Goldschmidt signed a six-year extension with the Cardinals before the 2019 season even started, an indication of how the Cardinals think Goldschmidt fits in St. Louis -- and how Goldschmidt thinks he fits with the Cardinals.

“I always had respect for this organization playing against them,” Goldschmidt said. “Not just the success they’ve had, just knowing the guys here and the organization. I was more excited they wanted to keep me more than anything. It was definitely a big honor. Try to go out there and play well and help us win.”

While Goldschmidt didn’t comment on if an extension would have happened if he had stayed with the D-backs, he had nothing but high praise for his former team.

“I loved my time with Arizona,” Goldschmidt said. “I loved everything about it. I can’t say enough good things, from ownership down to the people at the ballpark that were taking care of my family. I lived there, everything was great about it. The players, the coaching staff, front office, I don’t have a bad thing to say. [An extension is] not what happened, but whatever was going to happen -- it is what it is.”

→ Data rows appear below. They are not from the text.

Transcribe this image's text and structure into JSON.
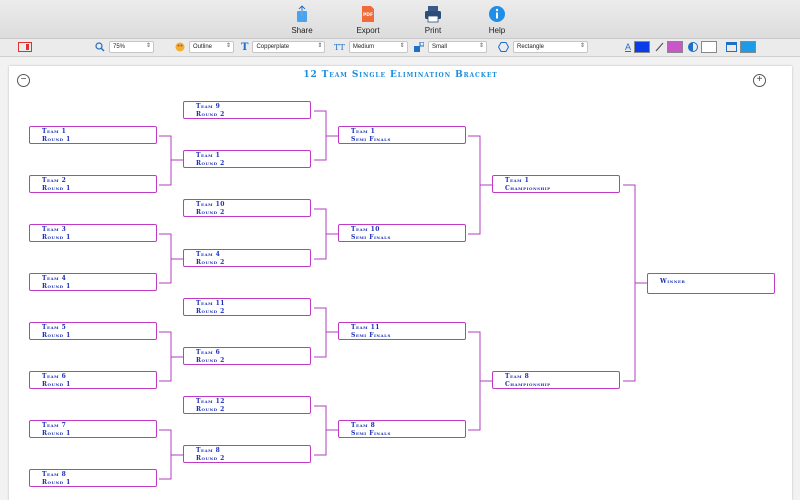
{
  "toolbar": {
    "buttons": [
      {
        "name": "share-button",
        "icon": "share-icon",
        "label": "Share"
      },
      {
        "name": "export-button",
        "icon": "pdf-export-icon",
        "label": "Export"
      },
      {
        "name": "print-button",
        "icon": "printer-icon",
        "label": "Print"
      },
      {
        "name": "help-button",
        "icon": "info-icon",
        "label": "Help"
      }
    ]
  },
  "formatbar": {
    "zoom": "75%",
    "style": "Outline",
    "font": "Copperplate",
    "weight": "Medium",
    "size": "Small",
    "shape": "Rectangle",
    "colors": {
      "text": "#0a3de8",
      "line": "#c857c8",
      "fill": "#ffffff",
      "accent": "#1e9be8"
    }
  },
  "canvas": {
    "title": "12 Team Single Elimination Bracket",
    "zoom_out_symbol": "−",
    "zoom_in_symbol": "+"
  },
  "bracket": {
    "round1": [
      {
        "line1": "Team 1",
        "line2": "Round 1"
      },
      {
        "line1": "Team 2",
        "line2": "Round 1"
      },
      {
        "line1": "Team 3",
        "line2": "Round 1"
      },
      {
        "line1": "Team 4",
        "line2": "Round 1"
      },
      {
        "line1": "Team 5",
        "line2": "Round 1"
      },
      {
        "line1": "Team 6",
        "line2": "Round 1"
      },
      {
        "line1": "Team 7",
        "line2": "Round 1"
      },
      {
        "line1": "Team 8",
        "line2": "Round 1"
      }
    ],
    "round2": [
      {
        "line1": "Team 9",
        "line2": "Round 2"
      },
      {
        "line1": "Team 1",
        "line2": "Round 2"
      },
      {
        "line1": "Team 10",
        "line2": "Round 2"
      },
      {
        "line1": "Team 4",
        "line2": "Round 2"
      },
      {
        "line1": "Team 11",
        "line2": "Round 2"
      },
      {
        "line1": "Team 6",
        "line2": "Round 2"
      },
      {
        "line1": "Team 12",
        "line2": "Round 2"
      },
      {
        "line1": "Team 8",
        "line2": "Round 2"
      }
    ],
    "semis": [
      {
        "line1": "Team 1",
        "line2": "Semi Finals"
      },
      {
        "line1": "Team 10",
        "line2": "Semi Finals"
      },
      {
        "line1": "Team 11",
        "line2": "Semi Finals"
      },
      {
        "line1": "Team 8",
        "line2": "Semi Finals"
      }
    ],
    "championship": [
      {
        "line1": "Team 1",
        "line2": "Championship"
      },
      {
        "line1": "Team 8",
        "line2": "Championship"
      }
    ],
    "winner": {
      "line1": "Winner"
    }
  }
}
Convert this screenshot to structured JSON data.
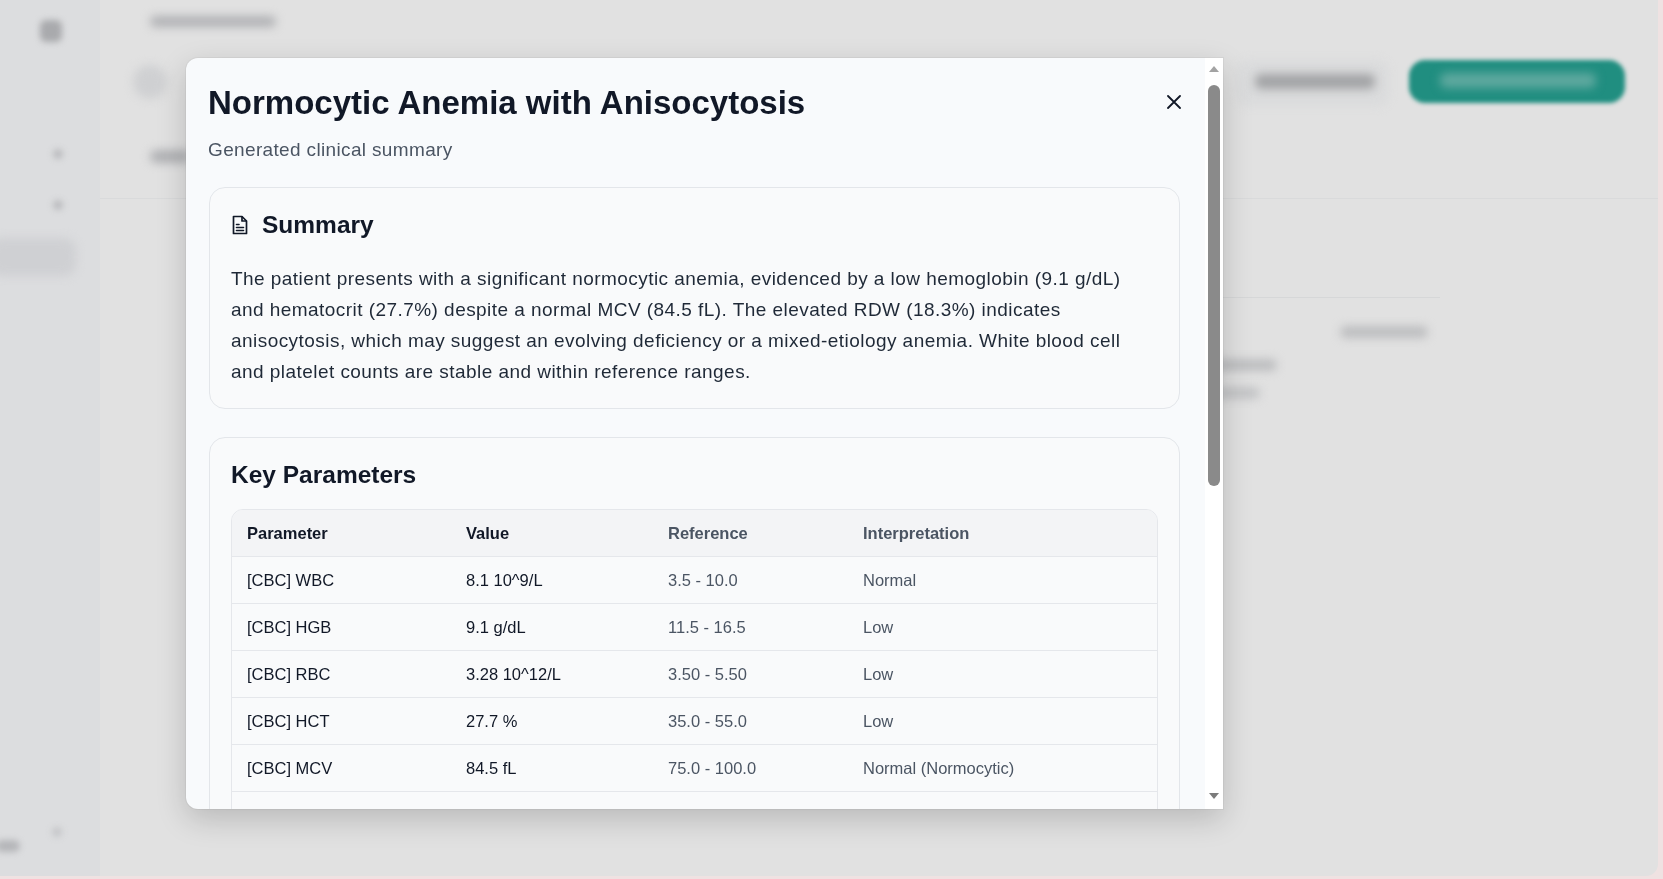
{
  "dialog": {
    "title": "Normocytic Anemia with Anisocytosis",
    "subtitle": "Generated clinical summary",
    "summary": {
      "heading": "Summary",
      "text": "The patient presents with a significant normocytic anemia, evidenced by a low hemoglobin (9.1 g/dL) and hematocrit (27.7%) despite a normal MCV (84.5 fL). The elevated RDW (18.3%) indicates anisocytosis, which may suggest an evolving deficiency or a mixed-etiology anemia. White blood cell and platelet counts are stable and within reference ranges."
    },
    "key_parameters": {
      "heading": "Key Parameters",
      "table": {
        "columns": [
          "Parameter",
          "Value",
          "Reference",
          "Interpretation"
        ],
        "rows": [
          [
            "[CBC] WBC",
            "8.1 10^9/L",
            "3.5 - 10.0",
            "Normal"
          ],
          [
            "[CBC] HGB",
            "9.1 g/dL",
            "11.5 - 16.5",
            "Low"
          ],
          [
            "[CBC] RBC",
            "3.28 10^12/L",
            "3.50 - 5.50",
            "Low"
          ],
          [
            "[CBC] HCT",
            "27.7 %",
            "35.0 - 55.0",
            "Low"
          ],
          [
            "[CBC] MCV",
            "84.5 fL",
            "75.0 - 100.0",
            "Normal (Normocytic)"
          ]
        ]
      }
    }
  }
}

Goldschmidt is hoping to start off the second half of the season building upon what he did over the last two weeks of the first half. In his last seven games, he’s slashing .346/.433/.654 with six RBIs and two home runs. And the Cardinals are hoping that once Goldschmidt gets going, the rest of the team will follow suit and climb away from .500.

Although this first half is the worst of Goldschmidt’s career, it’s not the first time Goldschmidt has struggled before the All-Star break. In 2018, he hit .144 in May before breaking out to make his sixth straight All-Star Game.

Through it all, he’s kept steady, making adjustments as they come and trying to build off the positive aspects of his game.

“I want to go out there and play better,” Goldschmidt said. “My whole career, you have times where -- last year stood out a little more because it was the start of the season -- you always have times where you’re struggling and not getting results. You know just as quickly you can go from good to bad, you can go from bad to good. That’s how I look at it, that’s how the game of baseball goes.”